Olympic Games symbol 2016
Olympic Games symbol 2016Photo: Nati Shohat/Flash 90

One of Britain’s leading Paralympic athletes insists that a minute of silence be held at the opening ceremony at this summer’s Olympic Games which are to be held in Rio, in memory of the 11 Israeli athletes murdered at the 1972 Munich Games.  

The UK’s Jewish News reported that Ade Adepitan, a wheelchair basketball medalist, told the publication that, “it was an atrocity which was committed in the Olympic Village, and of course that’s how we should remember and commemorate within the Olympic world.”

The British Jewish community and families of the 11 murdered Israelis lobbied hard for a minute’s silence to be included at the London Games in 2012, but were unsuccessful. Despite gaining more than 80,000 signatures on a petition for a tribute, the request was still denied.

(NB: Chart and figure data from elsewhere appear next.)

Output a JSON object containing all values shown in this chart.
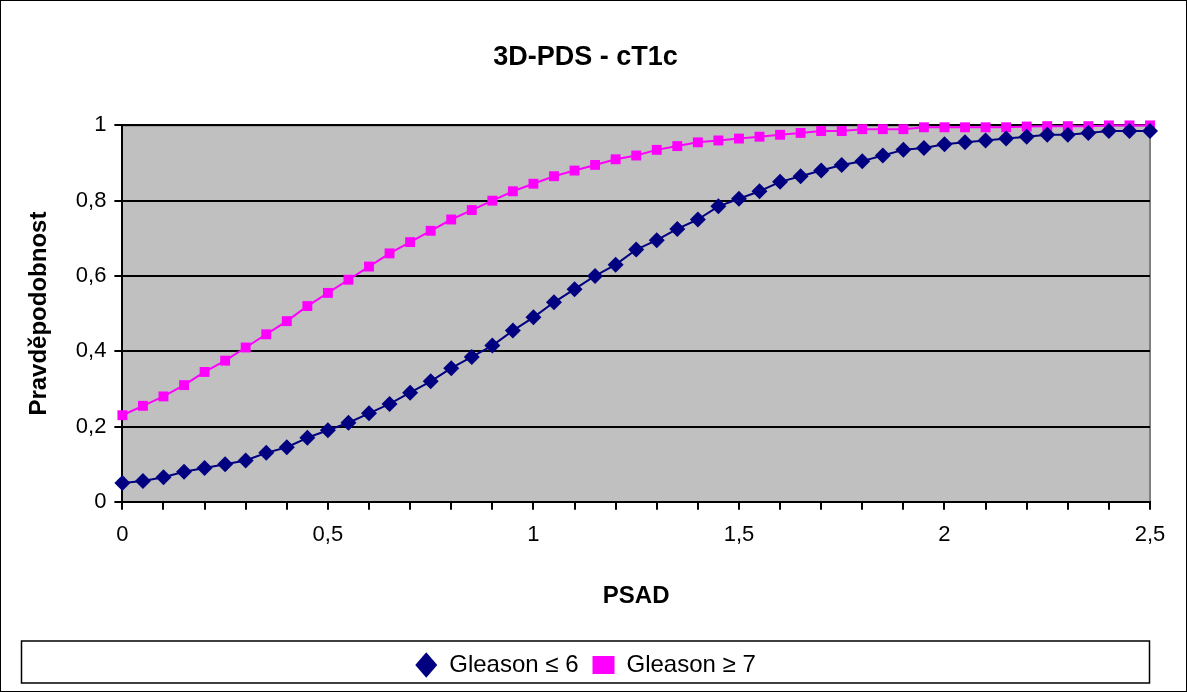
{
  "chart_data": {
    "type": "line",
    "title": "3D-PDS - cT1c",
    "xlabel": "PSAD",
    "ylabel": "Pravděpodobnost",
    "x": [
      0,
      0.05,
      0.1,
      0.15,
      0.2,
      0.25,
      0.3,
      0.35,
      0.4,
      0.45,
      0.5,
      0.55,
      0.6,
      0.65,
      0.7,
      0.75,
      0.8,
      0.85,
      0.9,
      0.95,
      1,
      1.05,
      1.1,
      1.15,
      1.2,
      1.25,
      1.3,
      1.35,
      1.4,
      1.45,
      1.5,
      1.55,
      1.6,
      1.65,
      1.7,
      1.75,
      1.8,
      1.85,
      1.9,
      1.95,
      2,
      2.05,
      2.1,
      2.15,
      2.2,
      2.25,
      2.3,
      2.35,
      2.4,
      2.45,
      2.5
    ],
    "series": [
      {
        "name": "Gleason ≤ 6",
        "color": "#000080",
        "marker": "diamond",
        "values": [
          0.05,
          0.055,
          0.065,
          0.08,
          0.09,
          0.1,
          0.11,
          0.13,
          0.145,
          0.17,
          0.19,
          0.21,
          0.235,
          0.26,
          0.29,
          0.32,
          0.355,
          0.385,
          0.415,
          0.455,
          0.49,
          0.53,
          0.565,
          0.6,
          0.63,
          0.67,
          0.695,
          0.725,
          0.75,
          0.785,
          0.805,
          0.825,
          0.85,
          0.865,
          0.88,
          0.895,
          0.905,
          0.92,
          0.935,
          0.94,
          0.95,
          0.955,
          0.96,
          0.965,
          0.97,
          0.975,
          0.975,
          0.98,
          0.985,
          0.985,
          0.985
        ]
      },
      {
        "name": "Gleason ≥ 7",
        "color": "#ff00ff",
        "marker": "square",
        "values": [
          0.23,
          0.255,
          0.28,
          0.31,
          0.345,
          0.375,
          0.41,
          0.445,
          0.48,
          0.52,
          0.555,
          0.59,
          0.625,
          0.66,
          0.69,
          0.72,
          0.75,
          0.775,
          0.8,
          0.825,
          0.845,
          0.865,
          0.88,
          0.895,
          0.91,
          0.92,
          0.935,
          0.945,
          0.955,
          0.96,
          0.965,
          0.97,
          0.975,
          0.98,
          0.985,
          0.985,
          0.99,
          0.99,
          0.99,
          0.995,
          0.995,
          0.995,
          0.995,
          0.995,
          0.997,
          0.998,
          0.998,
          0.998,
          1,
          1,
          1
        ]
      }
    ],
    "xlim": [
      0,
      2.5
    ],
    "xticks": [
      0,
      {
        "value": 0.1,
        "label": null
      },
      {
        "value": 0.2,
        "label": null
      },
      {
        "value": 0.3,
        "label": null
      },
      {
        "value": 0.4,
        "label": null
      },
      {
        "value": 0.5,
        "label": "0,5"
      },
      {
        "value": 0.6,
        "label": null
      },
      {
        "value": 0.7,
        "label": null
      },
      {
        "value": 0.8,
        "label": null
      },
      {
        "value": 0.9,
        "label": null
      },
      1,
      {
        "value": 1.1,
        "label": null
      },
      {
        "value": 1.2,
        "label": null
      },
      {
        "value": 1.3,
        "label": null
      },
      {
        "value": 1.4,
        "label": null
      },
      {
        "value": 1.5,
        "label": "1,5"
      },
      {
        "value": 1.6,
        "label": null
      },
      {
        "value": 1.7,
        "label": null
      },
      {
        "value": 1.8,
        "label": null
      },
      {
        "value": 1.9,
        "label": null
      },
      2,
      {
        "value": 2.1,
        "label": null
      },
      {
        "value": 2.2,
        "label": null
      },
      {
        "value": 2.3,
        "label": null
      },
      {
        "value": 2.4,
        "label": null
      },
      {
        "value": 2.5,
        "label": "2,5"
      }
    ],
    "ylim": [
      0,
      1
    ],
    "yticks": [
      0,
      {
        "value": 0.2,
        "label": "0,2"
      },
      {
        "value": 0.4,
        "label": "0,4"
      },
      {
        "value": 0.6,
        "label": "0,6"
      },
      {
        "value": 0.8,
        "label": "0,8"
      },
      1
    ],
    "grid": "y",
    "legend": "bottom",
    "line_style": "solid"
  }
}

Now, they are once again trying to persuade the International Olympic Committee (IOC) to remember the slain Israelis at the Olympic Games in Rio de Janeiro, Brazil, that start on August 5.

Mr. Adepitan, who was awarded an MBE for his services to disabled sports, appeared as a guest speakers at the annual dinner of UK Friends of Yad Sarah, an Israeli charity that lends out wheelchairs, crutches and other equipment.

Also working as a TV presenter, anchoring numerous shows on BBC about disabled sports, Adepitan spoke passionately about the difference that a wheelchair has made in his life.

Adepitan said that he was “honored” to be addressing the charity, particularly after listening to the other guest speaker, Dan Alon. Alon is a former Israeli fencer who was one of the few to escape the horrific acts of violence committed by the Palestinian terrorist group, Black September, during the Munich attack where they held Israeli Olympic team members hostage for nearly a day before killing them.

Eleven hostages as well as all but three of the terrorists were killed during a failed rescue operation at a nearby airport, where the hostages were taken to be flown to an unnamed Arab country. The massacre inspired a number of dramatizations, including the 2005 Steven Spielberg film “Munich.”